Vidéos associées :
Donald Trump a partagé ce vendredi sur son compte Truth Social un article satirique de The Babylon Bee intitulé «Les Cubains vivant à New York commencent à monter à bord de radeaux pour échapper au communisme à nouveau», une pièce qui transporte l'image iconique du radeau cubain dans les eaux de l'East River de Manhattan en tant que critique du maire socialiste Zohran Mamdani.
La satire décrit, sur un ton humoristique, comment des cubano-américains de la ville auraient commencé à construire des rafts improvisés avec des meubles usagés pour fuir le « communisme » qui, selon la narration du site conservateur, représente le gouvernement de Mamdani.
En partageant l'article, Trump transforme la blague en un message politique destiné à sa base, renforçant son équation entre le socialisme démocratique du maire de New York et les régimes communistes qui ont contraint des milliers de Cubains à se jeter à la mer pendant des décennies.
L'un des personnages fictifs de l'article, « Juan Rodríguez », un immigrant cubain prospère de Wall Street, déclare : « Peu importe où je vais, mais cela ne peut pas être ici. J'ai fui Cuba il y a des années pour trouver une vie meilleure, mais maintenant le communisme me poursuit à nouveau ».
Le même personnage ajoute : « C'est comme ce film Destination Finale. Tu ne peux pas échapper au communisme. Ça continue d'arriver.
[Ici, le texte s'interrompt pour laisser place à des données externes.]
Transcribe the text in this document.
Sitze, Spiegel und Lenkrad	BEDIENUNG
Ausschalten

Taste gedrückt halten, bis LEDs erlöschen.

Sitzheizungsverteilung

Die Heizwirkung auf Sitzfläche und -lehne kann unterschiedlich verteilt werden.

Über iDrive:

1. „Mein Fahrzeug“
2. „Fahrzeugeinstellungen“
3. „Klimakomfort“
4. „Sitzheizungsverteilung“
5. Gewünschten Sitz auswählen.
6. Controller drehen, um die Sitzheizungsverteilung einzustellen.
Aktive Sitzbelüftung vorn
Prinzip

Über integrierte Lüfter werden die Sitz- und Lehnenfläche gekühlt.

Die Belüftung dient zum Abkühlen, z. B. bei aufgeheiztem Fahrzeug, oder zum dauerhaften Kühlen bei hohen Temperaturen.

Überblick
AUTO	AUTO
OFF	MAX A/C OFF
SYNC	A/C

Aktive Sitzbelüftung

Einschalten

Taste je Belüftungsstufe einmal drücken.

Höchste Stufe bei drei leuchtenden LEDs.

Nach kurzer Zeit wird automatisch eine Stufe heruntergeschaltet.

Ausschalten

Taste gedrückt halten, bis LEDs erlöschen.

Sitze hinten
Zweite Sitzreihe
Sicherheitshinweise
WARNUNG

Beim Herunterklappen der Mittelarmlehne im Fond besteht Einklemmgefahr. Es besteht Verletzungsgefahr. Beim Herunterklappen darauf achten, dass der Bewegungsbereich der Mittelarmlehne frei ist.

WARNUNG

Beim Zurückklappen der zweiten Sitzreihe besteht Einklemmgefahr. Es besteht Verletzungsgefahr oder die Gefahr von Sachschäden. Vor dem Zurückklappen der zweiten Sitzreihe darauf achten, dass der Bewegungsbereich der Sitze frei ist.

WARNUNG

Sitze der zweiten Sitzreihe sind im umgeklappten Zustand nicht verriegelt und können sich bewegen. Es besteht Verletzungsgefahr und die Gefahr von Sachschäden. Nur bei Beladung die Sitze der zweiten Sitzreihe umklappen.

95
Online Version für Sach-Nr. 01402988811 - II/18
Ça suit le même schéma, poursuivant les personnes qu'il a choisies. Nous allons tous nous retrouver sans pain si nous ne sortons pas d'ici. »
Un autre personnage, «Ricky Ricardo» —précisé sans relation avec celui de la série I Love Lucy—, déclare : «Bien sûr, je ne vais pas au Canada, ça c'est sûr. Peut-être le Groenland ? Je ne sais pas. J'espère que cette chose tiendra le coup.»
The Babylon Bee est un site web américain de satire politique et religieuse de tendance conservatrice et chrétienne évangélique.
L'analogie a une charge historique profonde pour la communauté cubano-américaine. Depuis les années soixante, avec des pics en 1980 lors de l'exode de Mariel et en 1994 durant la crise des balseros, des dizaines de milliers de Cubains ont risqué leur vie dans des embarcations improvisées pour fuir le régime de Fidel Castro.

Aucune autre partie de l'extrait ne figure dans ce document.